Miguel del Arco se merece esta atención y este reconocimiento, porque es un director-autor con una singular maestría para escarbar en los textos clásicos para llegar a su tuétano y extraer su esencia, rebañando hasta la última fibra de su carne; de forma que ahorra a los espectadores la ingrata labor de quitarle las espinas al pescado, y pueden así masticar y saborearlos sin incómodos obstáculos. Es capaz Miguel, también, de hacer suyos, y por añadidura del público, los textos y las ideas que de él rezuman.
Eso le ocurre a «Misántropo», una «versión libre», como él mismo la define, del texto de Molière, y que ha llegado a Madrid en medio de enormes expectativas, críticas elogiosas tras su paso por distintas ciudades, y la esperanza de ser el maná en el panorama teatral madrileño actual (que a mí no me parece tan gris como algunos dicen). Y «Misántropo» es, por encima de todo, una soberbia función de teatro, de las más redondas y completas que yo he visto últimamente.
Dicho ésto, antes de alabar sus numerosísimas virtudes (seguro que se me escapará alguna) y de que me acusen de estar incondicionalmente entregado a la causa, pondré dos mínimos peros a la función: en ocasiones, encuentro el discurso de los personajes un tanto grandilocuente; aun pasado por la batidora, se trata de un Molière, sí, pero a mí me chirriaron levemente ciertos diálogos. Y encontré también, al personaje de Alcestes (¡qué extraordinario trabajo el de Israel Elejalde!) demasiado bueno, por decirlo de alguna manera; no le encontré ninguna quiebra, y todos las tenemos.
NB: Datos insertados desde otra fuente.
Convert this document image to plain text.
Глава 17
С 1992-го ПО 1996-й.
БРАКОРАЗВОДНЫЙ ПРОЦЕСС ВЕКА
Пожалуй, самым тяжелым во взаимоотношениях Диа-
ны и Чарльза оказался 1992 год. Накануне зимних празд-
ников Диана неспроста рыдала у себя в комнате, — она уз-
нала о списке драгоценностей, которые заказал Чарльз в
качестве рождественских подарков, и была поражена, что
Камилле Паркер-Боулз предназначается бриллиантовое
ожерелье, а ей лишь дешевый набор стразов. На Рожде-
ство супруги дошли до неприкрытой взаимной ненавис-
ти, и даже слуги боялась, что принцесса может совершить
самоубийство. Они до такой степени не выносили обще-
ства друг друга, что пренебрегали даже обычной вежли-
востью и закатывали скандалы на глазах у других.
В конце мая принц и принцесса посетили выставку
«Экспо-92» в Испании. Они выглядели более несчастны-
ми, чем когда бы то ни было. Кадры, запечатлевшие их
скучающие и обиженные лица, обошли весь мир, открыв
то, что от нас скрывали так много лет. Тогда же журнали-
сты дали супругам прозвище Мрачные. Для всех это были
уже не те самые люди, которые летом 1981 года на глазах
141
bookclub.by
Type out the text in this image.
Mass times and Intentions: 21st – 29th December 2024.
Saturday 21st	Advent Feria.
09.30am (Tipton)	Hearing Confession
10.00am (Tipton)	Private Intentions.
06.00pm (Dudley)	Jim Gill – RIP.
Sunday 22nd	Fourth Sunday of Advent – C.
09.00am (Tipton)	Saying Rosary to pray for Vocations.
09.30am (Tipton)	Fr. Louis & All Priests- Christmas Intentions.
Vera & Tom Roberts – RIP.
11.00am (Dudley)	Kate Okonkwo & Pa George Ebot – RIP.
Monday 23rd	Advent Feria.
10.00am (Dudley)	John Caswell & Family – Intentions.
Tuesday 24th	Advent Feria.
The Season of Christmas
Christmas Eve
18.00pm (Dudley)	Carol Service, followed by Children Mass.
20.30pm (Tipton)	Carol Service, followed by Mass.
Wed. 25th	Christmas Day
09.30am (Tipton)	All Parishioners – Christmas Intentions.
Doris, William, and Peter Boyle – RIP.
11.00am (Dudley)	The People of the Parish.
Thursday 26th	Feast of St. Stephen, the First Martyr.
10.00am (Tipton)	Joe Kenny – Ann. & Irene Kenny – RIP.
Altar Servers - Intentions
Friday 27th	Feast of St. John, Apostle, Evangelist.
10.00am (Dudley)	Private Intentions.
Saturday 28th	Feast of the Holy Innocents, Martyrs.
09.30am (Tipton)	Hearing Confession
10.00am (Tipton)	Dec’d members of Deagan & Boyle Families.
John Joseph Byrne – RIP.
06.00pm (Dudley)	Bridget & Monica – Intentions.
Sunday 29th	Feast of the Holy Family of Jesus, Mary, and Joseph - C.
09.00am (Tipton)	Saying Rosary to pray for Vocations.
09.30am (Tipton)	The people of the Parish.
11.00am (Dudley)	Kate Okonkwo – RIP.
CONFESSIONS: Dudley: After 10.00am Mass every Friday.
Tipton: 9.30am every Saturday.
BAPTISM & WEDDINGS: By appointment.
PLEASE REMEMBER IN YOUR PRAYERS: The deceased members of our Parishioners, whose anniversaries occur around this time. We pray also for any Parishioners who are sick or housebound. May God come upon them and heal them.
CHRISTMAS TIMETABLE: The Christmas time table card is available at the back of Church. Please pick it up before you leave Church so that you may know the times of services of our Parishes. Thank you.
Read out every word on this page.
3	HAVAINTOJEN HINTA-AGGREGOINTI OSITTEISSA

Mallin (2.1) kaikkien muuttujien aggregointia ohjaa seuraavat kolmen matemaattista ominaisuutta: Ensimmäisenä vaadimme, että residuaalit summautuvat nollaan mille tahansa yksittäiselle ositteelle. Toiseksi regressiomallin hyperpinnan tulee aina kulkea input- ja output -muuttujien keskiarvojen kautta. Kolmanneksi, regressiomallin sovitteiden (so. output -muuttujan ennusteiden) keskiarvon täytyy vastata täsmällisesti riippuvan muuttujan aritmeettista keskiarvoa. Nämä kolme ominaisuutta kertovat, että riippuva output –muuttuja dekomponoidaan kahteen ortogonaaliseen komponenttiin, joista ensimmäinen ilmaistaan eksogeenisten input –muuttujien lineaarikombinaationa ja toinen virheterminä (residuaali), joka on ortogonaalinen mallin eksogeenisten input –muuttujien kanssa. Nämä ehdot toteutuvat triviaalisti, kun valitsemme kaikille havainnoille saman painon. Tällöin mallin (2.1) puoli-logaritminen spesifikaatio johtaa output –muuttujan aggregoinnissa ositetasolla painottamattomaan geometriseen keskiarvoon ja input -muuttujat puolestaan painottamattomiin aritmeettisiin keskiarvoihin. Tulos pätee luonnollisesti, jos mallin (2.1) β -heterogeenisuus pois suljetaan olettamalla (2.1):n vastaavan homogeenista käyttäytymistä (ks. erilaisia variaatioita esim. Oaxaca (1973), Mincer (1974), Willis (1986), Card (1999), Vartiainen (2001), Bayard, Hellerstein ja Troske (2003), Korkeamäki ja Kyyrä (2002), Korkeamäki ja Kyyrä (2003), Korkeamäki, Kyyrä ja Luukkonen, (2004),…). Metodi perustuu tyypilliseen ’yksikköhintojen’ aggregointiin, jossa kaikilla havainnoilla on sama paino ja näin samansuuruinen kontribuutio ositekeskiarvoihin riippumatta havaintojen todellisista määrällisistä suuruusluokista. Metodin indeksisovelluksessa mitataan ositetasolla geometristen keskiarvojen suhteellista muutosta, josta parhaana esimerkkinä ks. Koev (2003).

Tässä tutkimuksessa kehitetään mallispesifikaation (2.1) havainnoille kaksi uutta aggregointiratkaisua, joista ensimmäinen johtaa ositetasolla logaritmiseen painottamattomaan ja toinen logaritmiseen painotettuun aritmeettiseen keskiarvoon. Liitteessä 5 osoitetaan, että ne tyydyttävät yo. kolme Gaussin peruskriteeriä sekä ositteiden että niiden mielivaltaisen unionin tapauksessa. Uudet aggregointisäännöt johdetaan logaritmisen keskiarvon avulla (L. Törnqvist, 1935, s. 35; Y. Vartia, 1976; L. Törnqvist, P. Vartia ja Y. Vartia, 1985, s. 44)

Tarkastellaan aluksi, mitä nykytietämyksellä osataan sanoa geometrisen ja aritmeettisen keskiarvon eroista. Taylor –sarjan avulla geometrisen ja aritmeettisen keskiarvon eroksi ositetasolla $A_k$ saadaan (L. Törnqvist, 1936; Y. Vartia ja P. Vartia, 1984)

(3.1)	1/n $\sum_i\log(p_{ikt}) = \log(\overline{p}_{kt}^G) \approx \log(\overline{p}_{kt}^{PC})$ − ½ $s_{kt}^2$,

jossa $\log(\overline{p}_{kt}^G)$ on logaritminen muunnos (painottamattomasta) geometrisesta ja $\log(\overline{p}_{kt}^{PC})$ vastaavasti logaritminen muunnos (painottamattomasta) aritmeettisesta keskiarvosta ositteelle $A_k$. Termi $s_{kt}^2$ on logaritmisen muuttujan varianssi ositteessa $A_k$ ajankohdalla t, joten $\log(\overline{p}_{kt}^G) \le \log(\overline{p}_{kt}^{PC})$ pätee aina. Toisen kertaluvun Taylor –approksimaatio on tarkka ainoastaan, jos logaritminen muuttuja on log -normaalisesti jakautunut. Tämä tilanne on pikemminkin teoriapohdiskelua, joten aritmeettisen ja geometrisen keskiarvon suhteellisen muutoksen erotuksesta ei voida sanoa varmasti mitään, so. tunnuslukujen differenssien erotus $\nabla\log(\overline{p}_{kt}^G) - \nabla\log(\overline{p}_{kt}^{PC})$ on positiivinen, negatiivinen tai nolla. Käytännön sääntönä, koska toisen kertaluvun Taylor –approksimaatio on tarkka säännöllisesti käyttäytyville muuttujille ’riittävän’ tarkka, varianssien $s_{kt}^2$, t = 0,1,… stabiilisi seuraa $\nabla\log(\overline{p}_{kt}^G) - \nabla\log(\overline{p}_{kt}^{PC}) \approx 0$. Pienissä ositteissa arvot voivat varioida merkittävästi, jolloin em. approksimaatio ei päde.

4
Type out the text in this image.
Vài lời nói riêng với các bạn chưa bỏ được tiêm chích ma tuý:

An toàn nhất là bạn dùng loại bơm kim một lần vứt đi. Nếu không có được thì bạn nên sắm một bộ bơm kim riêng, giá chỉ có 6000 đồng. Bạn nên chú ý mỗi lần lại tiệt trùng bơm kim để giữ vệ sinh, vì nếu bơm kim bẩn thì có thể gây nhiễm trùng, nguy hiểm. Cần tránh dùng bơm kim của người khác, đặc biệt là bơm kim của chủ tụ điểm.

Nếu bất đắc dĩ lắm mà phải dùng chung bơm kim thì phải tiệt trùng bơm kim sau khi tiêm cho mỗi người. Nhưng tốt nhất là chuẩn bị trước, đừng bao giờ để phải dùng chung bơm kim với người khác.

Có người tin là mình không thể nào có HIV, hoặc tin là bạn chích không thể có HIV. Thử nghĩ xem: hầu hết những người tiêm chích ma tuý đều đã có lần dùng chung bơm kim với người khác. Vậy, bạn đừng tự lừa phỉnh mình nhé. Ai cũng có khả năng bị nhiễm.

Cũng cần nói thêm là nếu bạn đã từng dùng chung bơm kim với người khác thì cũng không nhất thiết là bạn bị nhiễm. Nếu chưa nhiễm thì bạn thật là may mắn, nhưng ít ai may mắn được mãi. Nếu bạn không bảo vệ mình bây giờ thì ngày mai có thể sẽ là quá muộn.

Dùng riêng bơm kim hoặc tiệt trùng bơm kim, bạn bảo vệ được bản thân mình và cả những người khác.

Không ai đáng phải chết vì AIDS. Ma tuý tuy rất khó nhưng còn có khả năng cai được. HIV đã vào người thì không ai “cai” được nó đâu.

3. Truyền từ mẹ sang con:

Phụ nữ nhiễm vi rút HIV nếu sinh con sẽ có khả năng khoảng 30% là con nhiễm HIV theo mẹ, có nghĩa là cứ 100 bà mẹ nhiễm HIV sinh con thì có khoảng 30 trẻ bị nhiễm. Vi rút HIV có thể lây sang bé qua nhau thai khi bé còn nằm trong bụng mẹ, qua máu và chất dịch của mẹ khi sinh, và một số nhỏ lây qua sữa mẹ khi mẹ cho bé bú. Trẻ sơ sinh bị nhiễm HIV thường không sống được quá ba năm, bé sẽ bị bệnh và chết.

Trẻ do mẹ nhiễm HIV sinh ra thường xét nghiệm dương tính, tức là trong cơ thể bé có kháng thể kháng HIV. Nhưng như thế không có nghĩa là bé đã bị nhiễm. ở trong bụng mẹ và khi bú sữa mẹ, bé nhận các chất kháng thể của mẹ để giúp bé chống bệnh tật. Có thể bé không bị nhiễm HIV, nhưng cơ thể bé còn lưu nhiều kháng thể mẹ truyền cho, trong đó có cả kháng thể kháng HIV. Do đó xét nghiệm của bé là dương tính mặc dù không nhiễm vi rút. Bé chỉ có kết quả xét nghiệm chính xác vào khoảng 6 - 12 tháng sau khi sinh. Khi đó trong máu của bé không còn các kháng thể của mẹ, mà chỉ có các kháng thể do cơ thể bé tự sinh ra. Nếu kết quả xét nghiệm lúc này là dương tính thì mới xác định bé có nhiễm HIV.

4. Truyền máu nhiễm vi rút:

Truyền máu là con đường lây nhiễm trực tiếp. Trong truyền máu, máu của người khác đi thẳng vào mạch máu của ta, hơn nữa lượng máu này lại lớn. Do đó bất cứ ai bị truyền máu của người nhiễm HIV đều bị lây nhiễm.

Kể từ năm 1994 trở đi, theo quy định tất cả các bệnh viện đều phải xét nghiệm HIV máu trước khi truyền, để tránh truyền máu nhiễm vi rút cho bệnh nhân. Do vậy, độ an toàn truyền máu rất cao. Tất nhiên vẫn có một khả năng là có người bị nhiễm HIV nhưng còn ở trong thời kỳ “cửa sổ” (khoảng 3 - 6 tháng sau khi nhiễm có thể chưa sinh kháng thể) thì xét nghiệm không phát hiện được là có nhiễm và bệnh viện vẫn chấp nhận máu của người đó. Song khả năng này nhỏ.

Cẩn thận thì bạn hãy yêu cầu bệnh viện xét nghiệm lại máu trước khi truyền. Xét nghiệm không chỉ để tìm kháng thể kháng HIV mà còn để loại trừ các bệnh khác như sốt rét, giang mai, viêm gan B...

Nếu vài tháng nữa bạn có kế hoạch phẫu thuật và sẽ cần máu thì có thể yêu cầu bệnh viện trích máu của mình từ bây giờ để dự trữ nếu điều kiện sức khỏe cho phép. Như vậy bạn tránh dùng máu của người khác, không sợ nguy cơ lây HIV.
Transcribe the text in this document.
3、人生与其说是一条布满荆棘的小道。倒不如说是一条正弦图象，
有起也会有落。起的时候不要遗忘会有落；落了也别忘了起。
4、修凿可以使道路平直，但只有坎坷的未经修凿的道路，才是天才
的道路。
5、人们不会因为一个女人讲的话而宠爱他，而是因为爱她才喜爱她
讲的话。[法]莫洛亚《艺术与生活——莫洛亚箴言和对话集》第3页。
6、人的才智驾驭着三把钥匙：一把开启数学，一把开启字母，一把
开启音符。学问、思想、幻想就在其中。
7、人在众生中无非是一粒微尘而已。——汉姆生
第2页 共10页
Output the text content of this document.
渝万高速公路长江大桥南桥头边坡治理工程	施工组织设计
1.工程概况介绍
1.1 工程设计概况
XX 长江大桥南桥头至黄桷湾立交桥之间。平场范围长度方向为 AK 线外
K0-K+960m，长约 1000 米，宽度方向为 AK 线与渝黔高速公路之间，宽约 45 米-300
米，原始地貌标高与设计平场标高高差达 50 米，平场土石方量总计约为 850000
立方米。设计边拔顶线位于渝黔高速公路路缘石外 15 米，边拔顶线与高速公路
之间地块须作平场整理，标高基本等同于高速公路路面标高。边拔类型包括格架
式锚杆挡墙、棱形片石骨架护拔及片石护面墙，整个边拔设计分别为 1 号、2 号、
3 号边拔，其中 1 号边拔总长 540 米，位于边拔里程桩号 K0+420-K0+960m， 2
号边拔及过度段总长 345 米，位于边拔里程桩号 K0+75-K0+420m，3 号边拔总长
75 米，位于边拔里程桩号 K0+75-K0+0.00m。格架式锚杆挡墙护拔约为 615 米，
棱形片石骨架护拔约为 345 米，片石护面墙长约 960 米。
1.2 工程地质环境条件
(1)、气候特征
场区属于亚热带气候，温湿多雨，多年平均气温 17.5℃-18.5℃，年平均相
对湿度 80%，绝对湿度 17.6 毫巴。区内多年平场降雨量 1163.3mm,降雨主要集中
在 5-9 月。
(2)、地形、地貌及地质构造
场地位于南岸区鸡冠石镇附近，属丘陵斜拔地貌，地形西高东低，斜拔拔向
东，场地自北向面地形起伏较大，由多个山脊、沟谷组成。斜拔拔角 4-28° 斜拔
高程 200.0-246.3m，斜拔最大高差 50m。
Son, sin embargo, dos pegas (absolutamente personales) que no oscurecen una función luminosa, clarificadora, sacudidora, divertida e inquietante: todo lo que se le debe pedir a una buena pieza de teatro. Miguel del Arco sitúa la acción en el patio trasero de una casa en la que se celebra una fiesta; en ella todos son caras amables y actitudes condescendientes, y en ese patio se descargan tensiones y se liberan verdades escondidas, en su mayoría llenas de crueldad y acritud. Miguel maneja los tiempos y el ritmo con maestría, y condimenta el guiso con innumerables detalles amparado en la música de Arnau Vilá y las luces de Juanjo Llorens. Con ellas viste un conflicto que tiene la búsqueda de la verdad como médula espinal; una verdad que duele, araña, golpea y rompe, por la que hay que pagar un precio que nadie -solo Alcestes- está dispuesto a pagar, y que no es otro que la soledad y el aislamiento.
Tiene Miguel del Arco otra virtud como director, y es la de conocer perfectamente el material humano que ha de moldear para poner en pie su función: los actores. Me gusta especialmente esta troupe que creó con «La función por hacer» y a la que sigue fiel: los kamikazes los llama, en referencia al nombre de la productora que creó junto a su alter ego Aitor Tejada. Miguel los conoce y los quiere. Mucho. Y los personajes parecen cosidos a los actores, de tal manera que es difícil deslindar sus personalidades. Israel Elejalde, Bárbara Lennie, Miriam Montilla, Manuela Paso, Raúl Prieto y Cristóbal Suárez son -se ha sumado en esta ocasión José Luis Martínez- esos kamikazes que se han lanzado sin freno hacia sus personajes. Es difícil destacar a uno sobre otro, pero me quedo con el difícil y oscuro tránsito de Raúl Prieto y el amargo tintinear de Bárbara Lennie.
Creo que está de más decirlo, pero me parece una función imprescindible para todo aquél a quien le guste el teatro, y un espectáculo que convendría que nadie se perdiera.